Elderly patients. The AASM 2017 guideline conditionally recommended suvorexant for sleep-maintenance insomnia in adults (including older adults), while noting that Z-drugs "should be used at the lowest effective dose for the shortest duration in older populations due to fall risk" 6.

Cost, Insurance Coverage, and Access

Price can determine real-world drug selection as much as efficacy data does.

Eszopiclone became available as a generic in 2014 after Sepracor's (now Sunovion's) patent expiration. Generic eszopiclone costs roughly $15 to $40 for a 30-day supply at most pharmacies with a GoodRx-type discount, making it one of the more affordable prescription hypnotics 2.

Suvorexant (brand Belsomra, Merck) remained under patent protection longer, and its cash price historically exceeded $400 per month. Generic suvorexant received FDA approval in early 2023, with generic pricing gradually reducing out-of-pocket costs. Still, many insurance formularies place suvorexant on Tier 3 or require prior authorization, often mandating a trial-and-failure of a less expensive hypnotic (typically a Z-drug or trazodone) before covering it 13.

For uninsured patients or those on high-deductible plans, generic eszopiclone is significantly less expensive. This cost differential means many patients will try eszopiclone first by default, regardless of which drug's mechanism better matches their insomnia phenotype.

Guideline Recommendations

The AASM 2017 Clinical Practice Guideline for the Pharmacologic Treatment of Chronic Insomnia in Adults provided conditional recommendations (GRADE: weak) for both eszopiclone and suvorexant 6. Neither drug received a strong recommendation, and the guideline emphasized that cognitive behavioral therapy for insomnia (CBT-I) should be the first-line treatment for all adults with chronic insomnia.

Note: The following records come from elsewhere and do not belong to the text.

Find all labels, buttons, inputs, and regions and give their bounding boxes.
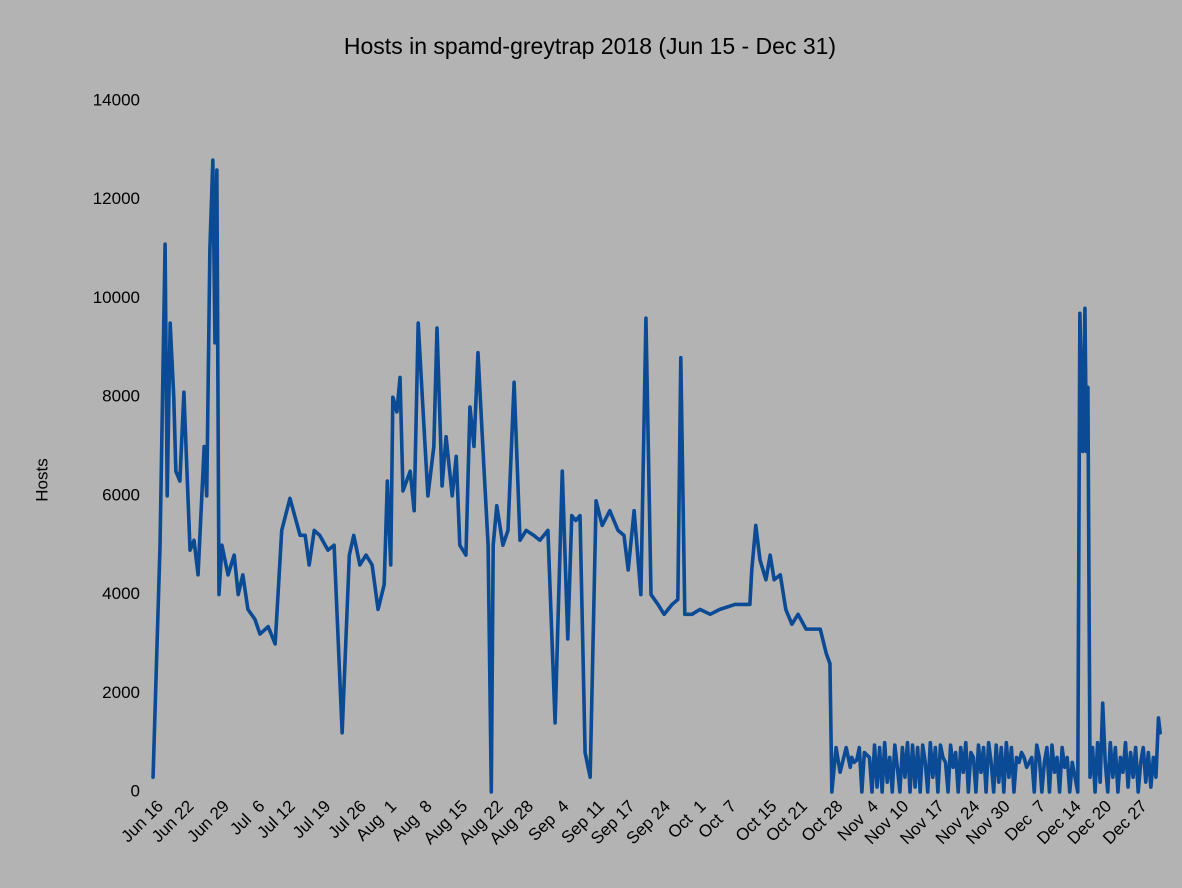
y-tick-label: 6000 bbox=[102, 485, 140, 504]
data-line bbox=[151, 158, 1162, 794]
y-tick-label: 10000 bbox=[93, 288, 140, 307]
y-axis-label: Hosts bbox=[32, 458, 51, 501]
y-tick-label: 0 bbox=[131, 781, 140, 800]
y-tick-label: 8000 bbox=[102, 387, 140, 406]
chart-title: Hosts in spamd-greytrap 2018 (Jun 15 - D… bbox=[344, 33, 836, 59]
y-tick-label: 14000 bbox=[93, 90, 140, 109]
y-tick-label: 4000 bbox=[102, 584, 140, 603]
y-tick-label: 2000 bbox=[102, 683, 140, 702]
y-tick-label: 12000 bbox=[93, 189, 140, 208]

Dr. Michael Sateia, then chair of the AASM Pharmacotherapy Task Force, stated in the guideline commentary: "The evidence supports pharmacotherapy as a second-line option when CBT-I is unavailable, ineffective, or not accepted by the patient" 6.

The American College of Physicians (ACP) 2016 guideline similarly positioned drug therapy after CBT-I, adding that clinicians and patients should "use a shared decision-making approach to decide whether to add pharmacological therapy" when behavioral treatment alone is insufficient 14.

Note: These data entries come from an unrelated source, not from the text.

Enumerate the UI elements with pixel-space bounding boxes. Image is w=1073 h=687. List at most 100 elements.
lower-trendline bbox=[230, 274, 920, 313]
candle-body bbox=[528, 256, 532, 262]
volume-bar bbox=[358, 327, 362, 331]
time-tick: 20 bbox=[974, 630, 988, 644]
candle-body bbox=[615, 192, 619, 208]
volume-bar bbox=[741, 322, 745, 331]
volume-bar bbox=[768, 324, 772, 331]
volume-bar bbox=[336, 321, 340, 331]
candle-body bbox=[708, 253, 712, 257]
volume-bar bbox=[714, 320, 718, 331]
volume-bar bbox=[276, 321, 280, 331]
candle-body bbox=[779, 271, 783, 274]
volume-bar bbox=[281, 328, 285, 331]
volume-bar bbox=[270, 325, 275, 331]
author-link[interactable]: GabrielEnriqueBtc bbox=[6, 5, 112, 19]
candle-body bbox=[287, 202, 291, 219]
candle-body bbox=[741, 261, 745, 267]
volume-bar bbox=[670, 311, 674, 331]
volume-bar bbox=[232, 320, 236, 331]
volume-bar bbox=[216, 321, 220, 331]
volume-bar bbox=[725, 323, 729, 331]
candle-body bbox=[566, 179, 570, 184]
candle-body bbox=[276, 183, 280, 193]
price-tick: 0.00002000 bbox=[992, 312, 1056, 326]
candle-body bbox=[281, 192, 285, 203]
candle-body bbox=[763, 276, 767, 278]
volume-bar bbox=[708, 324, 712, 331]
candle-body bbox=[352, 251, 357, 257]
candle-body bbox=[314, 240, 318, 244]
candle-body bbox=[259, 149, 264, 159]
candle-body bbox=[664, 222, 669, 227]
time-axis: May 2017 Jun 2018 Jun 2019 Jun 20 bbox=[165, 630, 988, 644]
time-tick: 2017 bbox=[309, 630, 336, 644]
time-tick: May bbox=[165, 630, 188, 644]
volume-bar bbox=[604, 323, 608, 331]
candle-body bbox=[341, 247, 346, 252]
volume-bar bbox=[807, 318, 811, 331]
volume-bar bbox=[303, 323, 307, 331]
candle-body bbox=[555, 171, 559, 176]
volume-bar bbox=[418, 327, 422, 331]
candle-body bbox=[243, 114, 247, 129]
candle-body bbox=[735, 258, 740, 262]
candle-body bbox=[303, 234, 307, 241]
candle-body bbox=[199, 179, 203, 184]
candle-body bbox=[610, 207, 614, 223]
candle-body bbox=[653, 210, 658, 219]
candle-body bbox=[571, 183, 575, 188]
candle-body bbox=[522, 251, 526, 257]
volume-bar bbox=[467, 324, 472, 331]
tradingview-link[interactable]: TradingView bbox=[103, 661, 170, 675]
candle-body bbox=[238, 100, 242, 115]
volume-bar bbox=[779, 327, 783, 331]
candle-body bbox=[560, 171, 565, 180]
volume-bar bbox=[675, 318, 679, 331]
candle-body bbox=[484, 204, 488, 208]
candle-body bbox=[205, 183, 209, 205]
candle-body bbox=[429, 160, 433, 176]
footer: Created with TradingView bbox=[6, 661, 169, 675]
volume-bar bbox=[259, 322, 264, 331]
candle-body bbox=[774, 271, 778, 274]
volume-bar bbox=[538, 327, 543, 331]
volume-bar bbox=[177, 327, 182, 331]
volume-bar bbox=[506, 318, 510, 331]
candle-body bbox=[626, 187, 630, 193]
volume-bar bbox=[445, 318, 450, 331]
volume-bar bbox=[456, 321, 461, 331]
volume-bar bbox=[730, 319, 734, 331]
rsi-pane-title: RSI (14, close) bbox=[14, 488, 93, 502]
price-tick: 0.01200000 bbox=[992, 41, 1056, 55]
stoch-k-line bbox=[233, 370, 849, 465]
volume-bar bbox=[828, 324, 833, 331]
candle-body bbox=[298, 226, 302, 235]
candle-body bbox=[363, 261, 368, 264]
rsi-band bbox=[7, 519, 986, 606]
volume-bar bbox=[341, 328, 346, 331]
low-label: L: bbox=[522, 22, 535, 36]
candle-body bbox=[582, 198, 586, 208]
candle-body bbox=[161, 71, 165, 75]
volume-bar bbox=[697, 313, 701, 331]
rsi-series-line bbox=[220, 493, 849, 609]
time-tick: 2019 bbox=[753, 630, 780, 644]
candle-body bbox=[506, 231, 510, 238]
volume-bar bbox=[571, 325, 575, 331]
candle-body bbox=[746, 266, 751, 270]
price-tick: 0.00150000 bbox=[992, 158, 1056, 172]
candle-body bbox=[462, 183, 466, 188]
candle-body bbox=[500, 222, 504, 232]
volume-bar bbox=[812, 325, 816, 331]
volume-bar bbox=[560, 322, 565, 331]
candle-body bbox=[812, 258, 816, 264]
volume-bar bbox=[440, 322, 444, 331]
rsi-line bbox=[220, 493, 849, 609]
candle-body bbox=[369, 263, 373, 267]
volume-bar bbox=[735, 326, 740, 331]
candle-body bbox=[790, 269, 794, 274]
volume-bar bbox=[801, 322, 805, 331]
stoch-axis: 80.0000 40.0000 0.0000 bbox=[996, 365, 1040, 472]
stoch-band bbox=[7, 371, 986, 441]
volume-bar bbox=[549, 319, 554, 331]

Neither guideline names one drug as superior to the other. The choice between eszopiclone and suvorexant remains a clinical judgment call based on insomnia subtype, comorbidities, prior treatment history, and formulary access.

Switching from Eszopiclone to Suvorexant (or Vice Versa)

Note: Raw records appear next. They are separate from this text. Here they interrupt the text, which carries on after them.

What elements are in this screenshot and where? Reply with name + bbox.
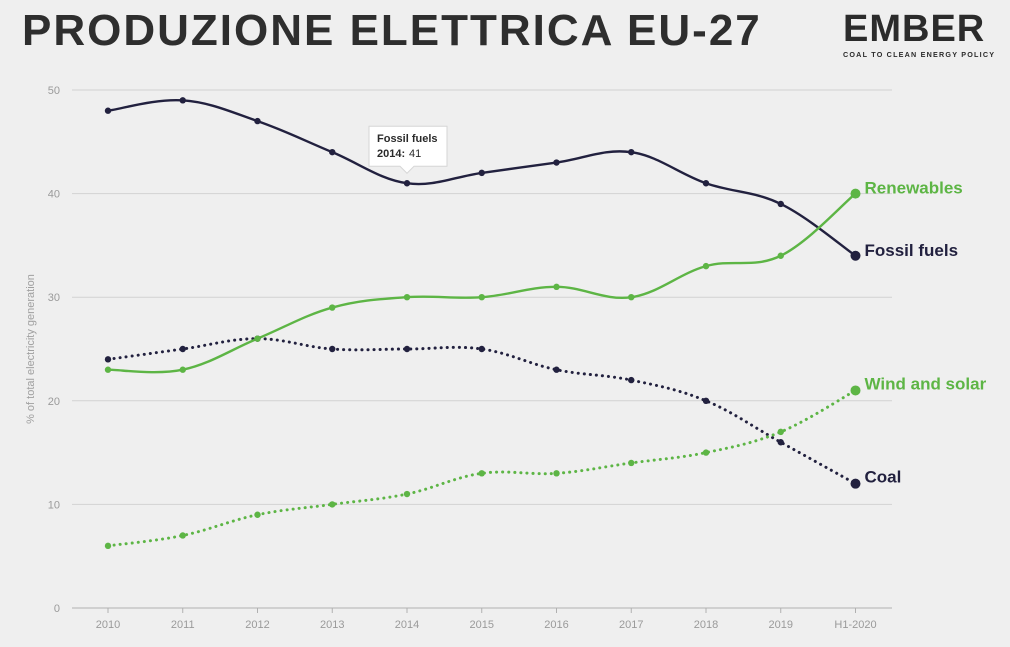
series-label-wind-and-solar: Wind and solar bbox=[865, 374, 987, 393]
x-tick-label: 2016 bbox=[544, 619, 568, 631]
tooltip-value: 41 bbox=[409, 148, 421, 160]
data-point-fossil-fuels[interactable] bbox=[777, 200, 784, 208]
data-point-fossil-fuels[interactable] bbox=[702, 180, 710, 187]
data-point-coal[interactable] bbox=[179, 345, 186, 353]
data-point-coal[interactable] bbox=[104, 356, 112, 363]
y-tick-label: 30 bbox=[48, 292, 60, 304]
x-tick-label: 2010 bbox=[96, 619, 120, 631]
x-tick-label: 2013 bbox=[320, 619, 344, 631]
series-label-renewables: Renewables bbox=[865, 179, 963, 198]
data-point-renewables[interactable] bbox=[104, 366, 112, 373]
x-tick-label: 2014 bbox=[395, 619, 419, 631]
series-lines bbox=[106, 98, 857, 548]
x-tick-label: H1-2020 bbox=[834, 619, 876, 631]
ember-logo: EMBER COAL TO CLEAN ENERGY POLICY bbox=[843, 8, 1003, 59]
data-point-fossil-fuels[interactable] bbox=[179, 97, 186, 104]
tooltip-series-name: Fossil fuels bbox=[377, 133, 438, 145]
x-tick-label: 2011 bbox=[171, 619, 195, 631]
y-axis: 0 10 20 30 40 50 bbox=[48, 85, 60, 615]
tooltip-category: 2014: bbox=[377, 148, 405, 160]
series-line-fossil-fuels bbox=[106, 98, 857, 257]
y-tick-label: 0 bbox=[54, 603, 60, 615]
x-tick-label: 2017 bbox=[619, 619, 643, 631]
y-tick-label: 50 bbox=[48, 85, 60, 97]
data-point-renewables[interactable] bbox=[329, 304, 336, 311]
data-points bbox=[104, 97, 861, 550]
data-point-wind-and-solar[interactable] bbox=[777, 428, 784, 436]
series-line-coal bbox=[106, 337, 857, 486]
series-line-wind-and-solar bbox=[106, 388, 857, 548]
data-point-renewables[interactable] bbox=[628, 294, 635, 301]
data-point-renewables[interactable] bbox=[403, 294, 411, 301]
data-point-renewables[interactable] bbox=[702, 262, 710, 270]
data-point-coal[interactable] bbox=[553, 366, 560, 373]
y-axis-label: % of total electricity generation bbox=[25, 274, 37, 424]
x-tick-label: 2015 bbox=[470, 619, 494, 631]
x-tick-label: 2012 bbox=[245, 619, 269, 631]
x-tick-label: 2018 bbox=[694, 619, 718, 631]
data-point-renewables[interactable] bbox=[179, 366, 186, 373]
x-axis: 2010 2011 2012 2013 2014 2015 2016 2017 2018 2019… bbox=[96, 608, 877, 631]
data-point-coal[interactable] bbox=[702, 397, 710, 404]
tooltip-box bbox=[368, 125, 448, 174]
data-point-fossil-fuels[interactable] bbox=[553, 159, 560, 166]
logo-tagline: COAL TO CLEAN ENERGY POLICY bbox=[843, 50, 996, 59]
data-point-renewables[interactable] bbox=[850, 188, 861, 199]
data-point-fossil-fuels[interactable] bbox=[329, 148, 336, 156]
data-point-wind-and-solar[interactable] bbox=[478, 470, 485, 477]
data-point-coal[interactable] bbox=[329, 345, 336, 353]
data-point-wind-and-solar[interactable] bbox=[850, 385, 861, 396]
data-point-fossil-fuels[interactable] bbox=[254, 117, 261, 125]
y-tick-label: 10 bbox=[48, 499, 60, 511]
data-point-renewables[interactable] bbox=[777, 252, 784, 259]
data-point-coal[interactable] bbox=[850, 478, 861, 489]
y-tick-label: 20 bbox=[48, 396, 60, 408]
data-point-wind-and-solar[interactable] bbox=[254, 511, 261, 518]
series-label-coal: Coal bbox=[865, 468, 902, 487]
data-point-coal[interactable] bbox=[478, 345, 485, 353]
data-point-wind-and-solar[interactable] bbox=[179, 532, 186, 539]
page-title: PRODUZIONE ELETTRICA EU-27 bbox=[22, 6, 762, 55]
data-point-wind-and-solar[interactable] bbox=[553, 470, 560, 477]
data-point-fossil-fuels[interactable] bbox=[104, 107, 112, 114]
data-point-coal[interactable] bbox=[403, 345, 411, 353]
data-point-renewables[interactable] bbox=[478, 294, 485, 301]
data-point-renewables[interactable] bbox=[553, 283, 560, 291]
tooltip: Fossil fuels 2014: 41 bbox=[368, 125, 448, 174]
data-point-fossil-fuels[interactable] bbox=[478, 169, 485, 177]
series-label-fossil-fuels: Fossil fuels bbox=[865, 241, 959, 260]
series-line-renewables bbox=[106, 192, 857, 374]
data-point-wind-and-solar[interactable] bbox=[104, 542, 112, 550]
data-point-wind-and-solar[interactable] bbox=[403, 490, 411, 498]
data-point-wind-and-solar[interactable] bbox=[628, 459, 635, 467]
data-point-renewables[interactable] bbox=[254, 335, 261, 342]
data-point-coal[interactable] bbox=[628, 376, 635, 384]
data-point-fossil-fuels[interactable] bbox=[403, 180, 411, 187]
data-point-coal[interactable] bbox=[777, 439, 784, 446]
data-point-wind-and-solar[interactable] bbox=[329, 501, 336, 508]
series-end-labels: Coal Wind and solar Fossil fuels Renewables bbox=[865, 179, 987, 487]
data-point-fossil-fuels[interactable] bbox=[628, 148, 635, 156]
y-tick-label: 40 bbox=[48, 189, 60, 201]
x-tick-label: 2019 bbox=[769, 619, 793, 631]
data-point-wind-and-solar[interactable] bbox=[702, 449, 710, 456]
data-point-fossil-fuels[interactable] bbox=[850, 250, 861, 261]
logo-wordmark: EMBER bbox=[843, 8, 986, 50]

There is no published protocol governing the switch between these two drugs. Because they act on entirely different receptor systems, cross-tapering is pharmacologically unnecessary. Standard clinical practice involves the following steps.

When switching from eszopiclone to suvorexant: discontinue eszopiclone and begin suvorexant the following night at 10 mg, titrating to 20 mg if needed after 1 to 2 weeks 4. Monitor for rebound insomnia on the first 1 to 2 nights after stopping eszopiclone, particularly if the patient has been using it nightly for more than 4 weeks.

When switching from suvorexant to eszopiclone: discontinue suvorexant and begin eszopiclone the following night. Start at 1 mg in elderly patients or 2 mg in younger adults, with titration to 3 mg if clinically indicated 2. Rebound insomnia after stopping suvorexant is rare based on trial data.

Both drugs should be taken within 30 minutes of bedtime with at least 7 hours of planned sleep remaining. Never combine them. Taking a GABA-ergic sedative and an orexin antagonist simultaneously has not been studied and carries a theoretical risk of excessive next-day sedation and impaired psychomotor function.